One of the main reasons for this is that people in many parts of the world are having less children. In the 1960s five births per woman was the global average, now it’s nearly half at 2.4 per woman.
The UN is predicting that the global population will rise to around 10.4 billion people in the 2080s and remain at that level until 2100.
Does it matter?
The population growing is seen as a success by the UN because it shows how much public health, nutrition, personal hygiene and medicine has improved – but it can also present challenges.
Population pressure
Having more people on Earth puts more pressure on nature, with people in competition with wildlife for water, food and space, as well as with each other. Also, growing food as fuel creates immense infrastructure pressure.

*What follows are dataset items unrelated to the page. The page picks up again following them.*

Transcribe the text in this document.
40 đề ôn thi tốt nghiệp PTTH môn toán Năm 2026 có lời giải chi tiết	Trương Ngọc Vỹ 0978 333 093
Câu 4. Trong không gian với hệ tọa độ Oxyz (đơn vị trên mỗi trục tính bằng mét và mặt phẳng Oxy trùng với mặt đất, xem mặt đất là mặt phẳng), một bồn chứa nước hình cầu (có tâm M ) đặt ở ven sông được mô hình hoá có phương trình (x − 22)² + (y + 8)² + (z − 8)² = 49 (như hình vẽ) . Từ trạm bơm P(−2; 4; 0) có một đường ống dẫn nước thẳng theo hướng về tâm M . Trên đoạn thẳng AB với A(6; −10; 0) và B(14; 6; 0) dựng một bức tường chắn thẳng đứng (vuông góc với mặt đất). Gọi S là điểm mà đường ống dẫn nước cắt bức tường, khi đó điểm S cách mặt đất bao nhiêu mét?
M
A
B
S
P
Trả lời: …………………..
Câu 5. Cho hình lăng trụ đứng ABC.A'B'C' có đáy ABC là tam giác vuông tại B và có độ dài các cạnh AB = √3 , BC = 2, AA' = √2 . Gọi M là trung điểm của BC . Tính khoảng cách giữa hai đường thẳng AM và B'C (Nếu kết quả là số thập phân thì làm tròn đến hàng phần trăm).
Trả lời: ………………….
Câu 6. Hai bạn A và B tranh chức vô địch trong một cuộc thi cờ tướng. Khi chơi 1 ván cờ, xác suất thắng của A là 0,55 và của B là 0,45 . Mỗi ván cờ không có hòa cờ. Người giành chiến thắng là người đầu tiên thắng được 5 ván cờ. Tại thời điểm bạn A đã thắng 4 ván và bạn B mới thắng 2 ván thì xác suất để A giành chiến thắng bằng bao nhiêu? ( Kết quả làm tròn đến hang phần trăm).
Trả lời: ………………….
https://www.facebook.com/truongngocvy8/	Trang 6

This could lead to mass migration and conflict in coming decades, experts say, particularly as extreme climate change could make parts of Africa and countries so hot they could be unsuitable for people to live in.
More people means there are less resources to go around, and so governments will also need to think about how the way people and countries use what the world currently has and how this can this should be used.
This also includes how we are using energy and the impact on climate change if big countries with growing populations continue to use fossil fuels.
Although having more people on the planet will impact the environment, in fact it is the increase in producing and using materials which creates dramatic pollution increases that causes more of an impact to our immediate environment.
The UN Secretary General António Guterres said: ‘…it is a reminder of our shared responsibility to care for our planet and a moment to reflect on where we still fall short of our commitments to one another.’